I don't just hate malls, though. I fear them. Something terrible seems to happen to me every time I enter one.
It started in a giant mall in Bangkok. So traumatised was I by the experience of trying to fit my western bulk into clothes designed for Thai women half my size, I fled a changing room, leaving my bag containing passport, money etc behind, never to be seen again.
The jinx followed me to Australia when I was falsely accused of thievery in a bookshop in the Jam Factory, South Yarra - a long story involving a fit of absent-mindedness, a store sensor and the Collected Poetry of Gerald Manley Hopkins.
The tradition of vengeful shopping centres has come with me to New Zealand.
The first time I ever set foot in St Lukes I had my wallet stolen by someone who then tried to get car finance on my credit card (good luck there, mate).
This year I went to Sylvia Park the week it opened and sprained my foot in a bathmat shop.
Since then I have vowed to heed the cosmos and keep my distance.
My dislike of malls isn't really born of distaste for commerce though - on the contrary, I'm as acquisitive as the next person - no it's more the feeling of loneliness they give me. As though I could fall down dead and nobody would care. As though I don't exist at all really, and am simply slipping through the world unnoticed and unreal.

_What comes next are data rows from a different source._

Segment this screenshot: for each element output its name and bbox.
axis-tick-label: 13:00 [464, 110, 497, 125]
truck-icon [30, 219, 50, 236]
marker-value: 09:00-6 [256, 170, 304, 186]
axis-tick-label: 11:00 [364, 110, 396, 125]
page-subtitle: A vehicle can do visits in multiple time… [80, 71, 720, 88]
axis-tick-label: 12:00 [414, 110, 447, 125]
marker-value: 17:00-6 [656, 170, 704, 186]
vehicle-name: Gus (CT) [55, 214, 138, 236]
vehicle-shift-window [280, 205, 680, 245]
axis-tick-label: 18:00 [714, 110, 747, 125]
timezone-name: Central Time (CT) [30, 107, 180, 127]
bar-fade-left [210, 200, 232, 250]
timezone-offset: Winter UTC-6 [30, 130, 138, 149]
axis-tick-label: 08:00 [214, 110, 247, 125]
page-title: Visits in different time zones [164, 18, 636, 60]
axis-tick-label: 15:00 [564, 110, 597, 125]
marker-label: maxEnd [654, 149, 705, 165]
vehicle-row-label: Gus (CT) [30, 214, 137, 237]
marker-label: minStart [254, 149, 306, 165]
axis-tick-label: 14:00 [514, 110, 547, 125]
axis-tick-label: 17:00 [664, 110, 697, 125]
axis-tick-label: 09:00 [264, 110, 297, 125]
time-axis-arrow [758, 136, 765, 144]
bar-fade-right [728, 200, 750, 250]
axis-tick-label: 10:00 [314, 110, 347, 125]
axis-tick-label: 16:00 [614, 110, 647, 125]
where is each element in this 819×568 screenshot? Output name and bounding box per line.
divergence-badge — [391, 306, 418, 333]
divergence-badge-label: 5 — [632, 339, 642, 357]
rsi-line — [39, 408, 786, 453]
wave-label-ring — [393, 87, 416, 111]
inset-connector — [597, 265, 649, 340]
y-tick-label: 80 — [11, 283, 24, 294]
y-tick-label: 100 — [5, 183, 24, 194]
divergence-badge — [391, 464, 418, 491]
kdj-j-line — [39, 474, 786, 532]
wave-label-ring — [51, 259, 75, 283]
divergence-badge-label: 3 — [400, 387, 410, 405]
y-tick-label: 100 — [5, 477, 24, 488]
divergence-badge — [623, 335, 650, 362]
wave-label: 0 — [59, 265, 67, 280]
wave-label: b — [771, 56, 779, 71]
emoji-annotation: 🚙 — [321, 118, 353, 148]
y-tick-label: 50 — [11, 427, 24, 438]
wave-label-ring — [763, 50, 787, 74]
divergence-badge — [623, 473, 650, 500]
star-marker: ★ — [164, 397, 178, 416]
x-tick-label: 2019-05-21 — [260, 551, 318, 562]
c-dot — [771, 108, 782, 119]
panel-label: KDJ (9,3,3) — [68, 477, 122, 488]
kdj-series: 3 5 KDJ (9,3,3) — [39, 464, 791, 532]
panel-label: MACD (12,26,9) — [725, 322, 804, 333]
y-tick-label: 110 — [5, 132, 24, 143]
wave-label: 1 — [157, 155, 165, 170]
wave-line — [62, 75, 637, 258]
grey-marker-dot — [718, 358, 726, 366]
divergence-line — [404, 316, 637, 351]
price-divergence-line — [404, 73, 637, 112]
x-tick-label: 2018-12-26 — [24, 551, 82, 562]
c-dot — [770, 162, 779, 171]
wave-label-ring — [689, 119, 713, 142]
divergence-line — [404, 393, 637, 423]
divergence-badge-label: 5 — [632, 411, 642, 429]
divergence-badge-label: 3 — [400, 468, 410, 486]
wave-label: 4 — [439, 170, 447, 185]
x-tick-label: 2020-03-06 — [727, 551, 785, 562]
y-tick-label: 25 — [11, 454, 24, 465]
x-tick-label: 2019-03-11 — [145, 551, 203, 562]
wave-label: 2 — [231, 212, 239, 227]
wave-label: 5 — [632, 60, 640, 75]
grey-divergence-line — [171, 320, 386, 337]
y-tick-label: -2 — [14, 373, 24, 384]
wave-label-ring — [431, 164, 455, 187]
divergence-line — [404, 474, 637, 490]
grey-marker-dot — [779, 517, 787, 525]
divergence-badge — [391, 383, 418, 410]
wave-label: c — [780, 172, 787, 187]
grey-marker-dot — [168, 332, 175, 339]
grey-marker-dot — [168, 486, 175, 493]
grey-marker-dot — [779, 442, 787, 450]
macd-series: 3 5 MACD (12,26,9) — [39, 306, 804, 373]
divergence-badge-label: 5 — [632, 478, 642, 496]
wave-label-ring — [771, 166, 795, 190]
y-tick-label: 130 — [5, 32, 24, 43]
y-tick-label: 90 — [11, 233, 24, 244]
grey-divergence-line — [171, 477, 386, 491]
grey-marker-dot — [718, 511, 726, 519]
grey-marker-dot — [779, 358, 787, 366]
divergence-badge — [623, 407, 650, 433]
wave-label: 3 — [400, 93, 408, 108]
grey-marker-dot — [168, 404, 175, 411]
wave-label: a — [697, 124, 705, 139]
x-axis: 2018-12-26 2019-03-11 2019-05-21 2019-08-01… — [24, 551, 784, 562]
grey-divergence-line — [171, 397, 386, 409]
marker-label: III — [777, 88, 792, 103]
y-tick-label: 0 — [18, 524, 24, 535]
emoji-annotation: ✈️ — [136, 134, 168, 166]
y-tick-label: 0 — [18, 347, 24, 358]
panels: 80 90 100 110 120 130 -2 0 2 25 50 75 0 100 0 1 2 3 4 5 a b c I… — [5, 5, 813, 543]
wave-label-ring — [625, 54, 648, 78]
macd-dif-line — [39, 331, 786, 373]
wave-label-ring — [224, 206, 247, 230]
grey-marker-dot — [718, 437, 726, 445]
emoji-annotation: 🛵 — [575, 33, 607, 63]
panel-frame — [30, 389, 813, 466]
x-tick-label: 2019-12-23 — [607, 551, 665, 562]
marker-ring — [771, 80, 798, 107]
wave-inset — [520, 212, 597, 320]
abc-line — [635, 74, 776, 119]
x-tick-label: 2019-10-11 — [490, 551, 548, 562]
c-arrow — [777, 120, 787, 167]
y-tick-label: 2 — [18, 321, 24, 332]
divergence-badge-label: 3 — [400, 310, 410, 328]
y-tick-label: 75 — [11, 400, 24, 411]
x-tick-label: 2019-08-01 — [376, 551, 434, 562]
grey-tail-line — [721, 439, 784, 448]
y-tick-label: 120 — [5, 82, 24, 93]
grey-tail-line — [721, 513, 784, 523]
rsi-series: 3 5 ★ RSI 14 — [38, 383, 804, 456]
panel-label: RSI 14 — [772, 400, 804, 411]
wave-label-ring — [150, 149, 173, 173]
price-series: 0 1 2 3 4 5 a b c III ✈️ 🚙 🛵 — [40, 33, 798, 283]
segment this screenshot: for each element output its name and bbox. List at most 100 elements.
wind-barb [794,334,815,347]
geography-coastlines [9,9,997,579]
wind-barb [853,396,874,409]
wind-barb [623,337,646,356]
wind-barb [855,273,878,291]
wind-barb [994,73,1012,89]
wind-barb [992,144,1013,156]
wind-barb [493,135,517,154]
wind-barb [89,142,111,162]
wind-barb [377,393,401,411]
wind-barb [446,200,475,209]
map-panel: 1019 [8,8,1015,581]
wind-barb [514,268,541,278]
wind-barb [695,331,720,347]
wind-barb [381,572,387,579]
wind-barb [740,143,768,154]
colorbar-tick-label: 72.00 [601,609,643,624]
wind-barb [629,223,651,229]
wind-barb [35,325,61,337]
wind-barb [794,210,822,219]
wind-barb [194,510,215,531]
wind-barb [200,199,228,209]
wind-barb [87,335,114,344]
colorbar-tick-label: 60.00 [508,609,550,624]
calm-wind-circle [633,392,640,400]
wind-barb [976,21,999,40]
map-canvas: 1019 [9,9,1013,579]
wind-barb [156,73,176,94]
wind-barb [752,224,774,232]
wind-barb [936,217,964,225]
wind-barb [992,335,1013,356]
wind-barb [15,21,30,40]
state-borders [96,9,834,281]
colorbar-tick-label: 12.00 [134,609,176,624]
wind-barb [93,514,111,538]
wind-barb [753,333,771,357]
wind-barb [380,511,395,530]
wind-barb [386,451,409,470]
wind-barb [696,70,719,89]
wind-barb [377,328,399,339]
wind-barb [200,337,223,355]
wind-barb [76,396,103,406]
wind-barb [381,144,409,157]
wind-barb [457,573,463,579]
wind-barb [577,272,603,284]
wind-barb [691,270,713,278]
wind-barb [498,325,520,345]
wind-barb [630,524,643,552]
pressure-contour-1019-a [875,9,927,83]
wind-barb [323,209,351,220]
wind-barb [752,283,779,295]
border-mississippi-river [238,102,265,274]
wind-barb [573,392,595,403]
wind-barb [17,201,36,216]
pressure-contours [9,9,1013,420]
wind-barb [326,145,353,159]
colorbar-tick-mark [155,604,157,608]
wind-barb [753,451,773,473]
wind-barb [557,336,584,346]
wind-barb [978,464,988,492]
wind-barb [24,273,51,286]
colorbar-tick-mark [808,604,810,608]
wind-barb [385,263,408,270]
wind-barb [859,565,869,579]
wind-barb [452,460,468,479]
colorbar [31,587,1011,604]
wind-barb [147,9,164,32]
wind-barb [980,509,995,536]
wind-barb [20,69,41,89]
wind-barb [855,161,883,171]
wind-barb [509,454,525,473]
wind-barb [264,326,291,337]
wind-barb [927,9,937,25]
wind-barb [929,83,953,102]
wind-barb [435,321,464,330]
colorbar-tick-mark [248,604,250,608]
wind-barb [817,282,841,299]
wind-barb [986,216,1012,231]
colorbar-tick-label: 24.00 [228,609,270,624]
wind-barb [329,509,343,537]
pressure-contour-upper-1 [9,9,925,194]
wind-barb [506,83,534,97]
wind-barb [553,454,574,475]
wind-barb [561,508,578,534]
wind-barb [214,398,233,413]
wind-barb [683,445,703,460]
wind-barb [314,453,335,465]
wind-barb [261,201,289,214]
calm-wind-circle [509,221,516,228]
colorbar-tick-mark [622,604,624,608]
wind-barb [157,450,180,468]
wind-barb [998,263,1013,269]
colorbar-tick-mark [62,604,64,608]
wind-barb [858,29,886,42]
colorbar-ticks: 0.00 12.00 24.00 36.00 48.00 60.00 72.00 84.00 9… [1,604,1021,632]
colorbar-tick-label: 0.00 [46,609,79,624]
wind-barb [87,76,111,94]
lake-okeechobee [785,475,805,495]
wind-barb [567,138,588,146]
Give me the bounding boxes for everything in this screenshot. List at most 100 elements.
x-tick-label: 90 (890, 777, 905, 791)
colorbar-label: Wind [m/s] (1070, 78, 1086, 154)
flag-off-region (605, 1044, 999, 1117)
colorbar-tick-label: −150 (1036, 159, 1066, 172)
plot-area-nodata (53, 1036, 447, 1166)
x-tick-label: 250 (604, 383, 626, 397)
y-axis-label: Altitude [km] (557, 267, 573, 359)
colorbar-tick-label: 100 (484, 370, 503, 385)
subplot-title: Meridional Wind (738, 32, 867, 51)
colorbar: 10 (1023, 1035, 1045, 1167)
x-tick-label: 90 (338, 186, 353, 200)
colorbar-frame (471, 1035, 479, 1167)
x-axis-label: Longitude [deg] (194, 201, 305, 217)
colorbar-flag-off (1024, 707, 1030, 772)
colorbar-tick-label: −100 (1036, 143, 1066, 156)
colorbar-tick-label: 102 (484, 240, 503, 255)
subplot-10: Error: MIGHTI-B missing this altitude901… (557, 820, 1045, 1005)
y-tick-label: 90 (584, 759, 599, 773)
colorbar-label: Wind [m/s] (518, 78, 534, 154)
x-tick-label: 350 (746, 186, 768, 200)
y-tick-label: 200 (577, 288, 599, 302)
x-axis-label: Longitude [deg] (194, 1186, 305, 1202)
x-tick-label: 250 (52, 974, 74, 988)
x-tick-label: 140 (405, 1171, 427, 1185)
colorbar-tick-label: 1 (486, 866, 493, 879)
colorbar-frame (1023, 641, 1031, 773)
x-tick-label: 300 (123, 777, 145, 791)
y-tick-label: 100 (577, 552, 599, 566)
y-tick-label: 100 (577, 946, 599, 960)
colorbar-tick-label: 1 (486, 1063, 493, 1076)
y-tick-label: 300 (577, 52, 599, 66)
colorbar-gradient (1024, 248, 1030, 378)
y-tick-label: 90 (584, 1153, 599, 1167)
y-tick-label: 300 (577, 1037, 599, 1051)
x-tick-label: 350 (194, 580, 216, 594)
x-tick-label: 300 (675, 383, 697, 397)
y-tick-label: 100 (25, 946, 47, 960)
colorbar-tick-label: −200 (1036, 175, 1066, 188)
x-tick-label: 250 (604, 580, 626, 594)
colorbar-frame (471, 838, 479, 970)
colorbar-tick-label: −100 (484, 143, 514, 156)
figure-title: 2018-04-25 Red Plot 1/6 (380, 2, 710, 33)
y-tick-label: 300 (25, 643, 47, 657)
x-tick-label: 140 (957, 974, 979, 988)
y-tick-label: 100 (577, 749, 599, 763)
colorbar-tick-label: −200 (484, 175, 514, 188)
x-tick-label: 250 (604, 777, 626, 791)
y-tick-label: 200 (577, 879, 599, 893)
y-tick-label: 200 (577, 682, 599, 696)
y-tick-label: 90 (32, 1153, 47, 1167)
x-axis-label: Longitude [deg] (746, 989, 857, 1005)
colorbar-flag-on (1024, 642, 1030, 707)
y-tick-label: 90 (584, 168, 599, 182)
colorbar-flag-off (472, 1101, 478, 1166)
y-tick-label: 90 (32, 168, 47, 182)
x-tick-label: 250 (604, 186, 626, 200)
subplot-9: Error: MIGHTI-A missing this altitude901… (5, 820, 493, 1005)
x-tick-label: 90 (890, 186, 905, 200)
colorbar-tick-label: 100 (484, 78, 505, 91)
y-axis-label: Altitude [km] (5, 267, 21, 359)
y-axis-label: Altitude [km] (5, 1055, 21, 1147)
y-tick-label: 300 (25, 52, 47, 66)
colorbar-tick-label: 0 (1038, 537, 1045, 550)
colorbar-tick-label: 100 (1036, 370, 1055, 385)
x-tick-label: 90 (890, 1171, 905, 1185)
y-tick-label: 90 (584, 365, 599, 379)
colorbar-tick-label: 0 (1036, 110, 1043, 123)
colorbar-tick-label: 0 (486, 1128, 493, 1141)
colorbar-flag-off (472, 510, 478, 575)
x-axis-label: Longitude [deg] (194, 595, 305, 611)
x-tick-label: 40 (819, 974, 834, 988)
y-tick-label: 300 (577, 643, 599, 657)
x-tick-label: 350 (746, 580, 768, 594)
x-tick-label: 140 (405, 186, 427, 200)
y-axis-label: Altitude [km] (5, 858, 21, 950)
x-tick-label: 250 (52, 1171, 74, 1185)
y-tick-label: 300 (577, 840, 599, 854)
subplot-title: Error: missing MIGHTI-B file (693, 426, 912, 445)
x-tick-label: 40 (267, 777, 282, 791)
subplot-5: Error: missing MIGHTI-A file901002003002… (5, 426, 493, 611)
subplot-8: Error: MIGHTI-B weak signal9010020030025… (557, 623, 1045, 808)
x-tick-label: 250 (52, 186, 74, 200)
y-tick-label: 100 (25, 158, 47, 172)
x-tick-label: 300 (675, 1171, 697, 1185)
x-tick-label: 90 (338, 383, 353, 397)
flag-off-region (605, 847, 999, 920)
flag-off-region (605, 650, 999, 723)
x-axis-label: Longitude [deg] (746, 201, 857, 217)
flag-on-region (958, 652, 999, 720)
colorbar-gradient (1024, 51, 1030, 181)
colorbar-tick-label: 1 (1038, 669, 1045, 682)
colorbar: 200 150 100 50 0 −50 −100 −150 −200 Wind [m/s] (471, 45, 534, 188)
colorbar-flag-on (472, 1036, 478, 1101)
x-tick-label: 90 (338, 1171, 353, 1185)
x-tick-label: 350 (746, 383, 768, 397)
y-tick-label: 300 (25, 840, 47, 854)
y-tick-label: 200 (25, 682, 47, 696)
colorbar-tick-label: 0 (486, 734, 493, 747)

Rather than prompt such existential crises, I choose to avoid 277 and its ilk. Which is why I'm filled with gloom every Boxing Day, as I behold the frenzy with which crazed bargain hunters take to the shops.
It's Grinchy I suppose - families have a perfect right to enjoy themselves whatever way they like - but hearing Retailers' Association spokesman Barry Hellberg declaring the 26th "a good day for retail" and thanking the bad weather nationwide for driving people to the shops makes me wonder if any of us care about conspicuous consumption, and, even more worryingly, if there's anybody left in New Zealand who knows how to play charades.